With public web data, decision makers gain marketplace insights that help them better respond to public demand. For example, retailers analyse data in the public domain to determine the most competitive prices. If public web data is hidden, it will be virtually impossible for brands to hold each other accountable. Ultimately the public will pay the price.

Further, public social media data reveals indications on things like human and sex trafficking across the web, as well as the abuse and exploitation of young people. Accessing and analysing public data can also reveal signs of hate and political deception that can escalate into violence. If this data is taken away from the public and hidden, it will be much easier for wrongdoers to use the web for nefarious purposes.

Public data should serve public good and not be sealed off by big tech companies. 

Need for effective regulation

Regulation and clear standards are therefore vital when it comes to establishing trust. General Data Protection Regulation (GDPR) has been positive in this regard, and the legislative processes around the UK’s Data Reform Bill and the EU’s Data Act are further steps in the right direction. Legislating to give statutory powers to the recently established Digital Markets Unit of the Competition and Markets Authority (CMA) would go further still.

Tying all of this together in the UK, the National Data Strategy (NDS) sets a clear path towards ensuring that the potential of data and AI can be realised in an environment of trust.

However, as important as these measures have been, the pace of technological change as well as the cross-jurisdictional nature of the data industry have made it hard for regulation to keep up.
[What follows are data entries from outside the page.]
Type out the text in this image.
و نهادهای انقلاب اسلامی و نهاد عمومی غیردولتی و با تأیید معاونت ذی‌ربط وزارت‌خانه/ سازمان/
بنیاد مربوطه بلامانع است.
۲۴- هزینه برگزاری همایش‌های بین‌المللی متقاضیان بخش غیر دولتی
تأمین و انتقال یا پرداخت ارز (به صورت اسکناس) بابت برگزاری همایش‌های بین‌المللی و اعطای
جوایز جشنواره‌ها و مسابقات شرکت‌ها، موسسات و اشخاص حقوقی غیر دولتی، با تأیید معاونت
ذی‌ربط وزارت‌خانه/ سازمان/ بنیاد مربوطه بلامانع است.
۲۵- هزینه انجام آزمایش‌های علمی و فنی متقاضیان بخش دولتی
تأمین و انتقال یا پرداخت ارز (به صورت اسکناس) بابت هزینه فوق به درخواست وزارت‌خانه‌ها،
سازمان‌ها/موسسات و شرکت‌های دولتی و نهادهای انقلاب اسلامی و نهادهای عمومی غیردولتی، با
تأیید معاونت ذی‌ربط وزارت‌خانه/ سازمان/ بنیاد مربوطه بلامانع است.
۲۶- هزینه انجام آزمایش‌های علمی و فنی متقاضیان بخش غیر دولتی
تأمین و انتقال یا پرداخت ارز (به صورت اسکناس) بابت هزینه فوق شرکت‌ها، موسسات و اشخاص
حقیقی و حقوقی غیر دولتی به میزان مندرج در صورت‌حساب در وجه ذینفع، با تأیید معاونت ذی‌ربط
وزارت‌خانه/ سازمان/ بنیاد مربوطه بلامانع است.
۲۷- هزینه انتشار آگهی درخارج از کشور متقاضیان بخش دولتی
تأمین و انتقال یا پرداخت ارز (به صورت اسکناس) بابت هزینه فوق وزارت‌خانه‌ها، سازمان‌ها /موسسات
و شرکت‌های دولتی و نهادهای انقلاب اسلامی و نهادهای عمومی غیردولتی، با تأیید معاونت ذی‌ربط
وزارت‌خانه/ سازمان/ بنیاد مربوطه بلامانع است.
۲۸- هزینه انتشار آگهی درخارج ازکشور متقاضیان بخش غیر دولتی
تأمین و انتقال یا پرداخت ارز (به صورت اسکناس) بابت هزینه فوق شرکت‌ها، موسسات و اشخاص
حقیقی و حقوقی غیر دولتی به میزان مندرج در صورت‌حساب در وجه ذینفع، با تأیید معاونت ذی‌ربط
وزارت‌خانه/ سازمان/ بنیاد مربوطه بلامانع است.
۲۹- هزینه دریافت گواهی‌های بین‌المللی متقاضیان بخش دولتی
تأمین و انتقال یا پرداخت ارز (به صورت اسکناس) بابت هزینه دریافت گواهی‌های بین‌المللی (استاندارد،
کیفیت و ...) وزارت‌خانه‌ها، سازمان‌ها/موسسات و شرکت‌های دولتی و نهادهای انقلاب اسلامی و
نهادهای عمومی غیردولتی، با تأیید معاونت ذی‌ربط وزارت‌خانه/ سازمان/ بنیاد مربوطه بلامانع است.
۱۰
The business of collecting and applying data at the scale from the web remains in many ways unregulated. Poor practice continues to be all too common, damaging the trust that people have in data collection tools and techniques. This has an impact not only on the overall ability to use data in the ways that we would all recognise as positive, but also on the reputation - and ultimately commercial success - of responsible businesses. It also hampers the ability of the non-profit sector to fully realise the socially transformative power of data.

This is why Bright Data is taking steps to self-regulate and, hopefully, set ethical standards that point the way to effective regulation.

Industry-led ethical standards

Bright Data has built a set of stringent compliance measures around the principles of transparency and consent. They ensure that not only the ways we collect public data are ethically sound, but also that the ways in which our customers use the public web data we provide them with stands up to scrutiny. This includes verifying use cases, monitoring and reviewing usage, and prohibiting reselling. Following international regulation, we also implemented automated processes to ensure that these guidelines aimed at collecting public web data are comprehensively followed.

Putting these mechanisms in place requires a lot of time, effort, and resource, but it is essential to operating with trust and transparency.

Regulating for a competitive market 

While legislators are more used to calls to lower regulatory barriers, in our case, effective and well-enforced regulation would do a lot to tame the ‘wild west’ environment we often find ourselves operating in. Businesses should hold themselves to high ethical standards and put them into practice through tight compliance measures. Having high regulatory standards applied across the industry would support a much healthier market as well as building the public trust needed to get the most out of data and AI in the coming years.

Or Lenchner

Or is the CEO of Bright Data, the industry leading web data platform used to access and retrieve crucial public web data in the most efficient, reliable, and effective way. During this time, Or has also established the Bright Initiative, an award-winning program which focuses on using public web data and data expertise for good. Or is also a member of the Forbes Technology Council, the National Data Strategy (NDS) Forum and the Data Skills Taskforce.